The Connecticut Department of Banking claims a Native American tribe in Oklahoma is running two illegal high-interest loan operations but the tribe has won a delay in its battle against the imposition of $800,000 in penalties.

If the Connecticut Department of Banking wants to pursue the case against the Otoe Missouria Tribe, Banking Commissioner Jorge Perez will have to further investigate any links between the tribes and two companies - Great Plains Lending LLC and Clear Creek Lending, according to a judge who recently remanded the case back to the banking department.

The companies offer payday loans from between $100 and $2,000 at interest rates of more than 400%. State law limits interest rates to 12% for loans under $15,000. 

The 3,000-member tribe contends their federal sovereign immunity protects them from the state, but the Connecticut banking department claims the entities reach beyond the tribal protections.

"Otoe-Missouria tribal businesses are owned and operated by the tribe, governed by tribal law and regulated by tribal regulatory authorities,” said Tribal Chairman John Shotton, in reaction to the court decision. “We are a sovereign nation and our leaders are duly elected by the Otoe-Missouria people. As was recognized by the court in its decision, Indian nations have sovereignty as set forth by treaty and affirmed by legal precedent. We are pleased that the court has validated the rights of not only the Otoe-Missouria Tribe, but all tribes throughout Indian Country and feel confident that our sovereignty will be upheld.”

Shotton and Great Plains Lending previously were ordered to pay $700,000 and Clear Creek was ordered to pay $100,000.

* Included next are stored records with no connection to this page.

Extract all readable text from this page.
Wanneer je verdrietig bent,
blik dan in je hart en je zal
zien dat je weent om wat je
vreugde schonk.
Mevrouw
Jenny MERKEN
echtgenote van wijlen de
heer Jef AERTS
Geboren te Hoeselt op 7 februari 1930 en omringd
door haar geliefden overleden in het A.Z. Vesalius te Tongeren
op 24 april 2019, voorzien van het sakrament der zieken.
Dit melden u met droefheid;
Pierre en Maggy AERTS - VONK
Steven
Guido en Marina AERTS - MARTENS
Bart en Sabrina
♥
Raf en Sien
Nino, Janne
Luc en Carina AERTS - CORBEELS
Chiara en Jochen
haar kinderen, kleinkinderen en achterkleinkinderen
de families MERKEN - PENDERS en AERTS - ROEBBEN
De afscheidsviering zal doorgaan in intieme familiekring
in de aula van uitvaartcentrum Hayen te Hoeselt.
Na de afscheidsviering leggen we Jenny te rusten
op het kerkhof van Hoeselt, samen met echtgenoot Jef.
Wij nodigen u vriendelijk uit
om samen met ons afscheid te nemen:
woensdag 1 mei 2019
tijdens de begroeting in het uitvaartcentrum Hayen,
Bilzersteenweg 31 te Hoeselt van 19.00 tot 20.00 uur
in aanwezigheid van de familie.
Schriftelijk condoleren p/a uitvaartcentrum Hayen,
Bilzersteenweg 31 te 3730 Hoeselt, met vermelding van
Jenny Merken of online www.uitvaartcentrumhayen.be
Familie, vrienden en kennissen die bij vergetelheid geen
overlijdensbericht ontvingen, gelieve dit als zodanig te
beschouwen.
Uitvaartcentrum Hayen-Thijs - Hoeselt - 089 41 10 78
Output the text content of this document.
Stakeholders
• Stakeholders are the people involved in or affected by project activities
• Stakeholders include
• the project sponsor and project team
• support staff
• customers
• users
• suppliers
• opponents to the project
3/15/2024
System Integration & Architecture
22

Connecticut Superior Court Judge Carl J. Schuman ruled last month that the tribe failed in requesting a hearing on former Banking Commission Howard F. Pitkin’s fine issued in October 2014.  Pitkin had said the entities were not licensed in Connecticut and were not exempt from licensure requirements. He further found that Shotton participated in the loan operation, which took place, at least in part, away from tribal jurisdiction.  Schuman noted that federal courts have for generations affirmed sovereign immunity but the question is how close the loan entities are to tribal operations, or the “arm of the tribe.”"The commissioner had a valid reason for not reaching the arm-of-the-tribe issue because at the time, he reasonably, though erroneously, believed that it was unnecessary to do so in order to resolve the case," Schuman wrote.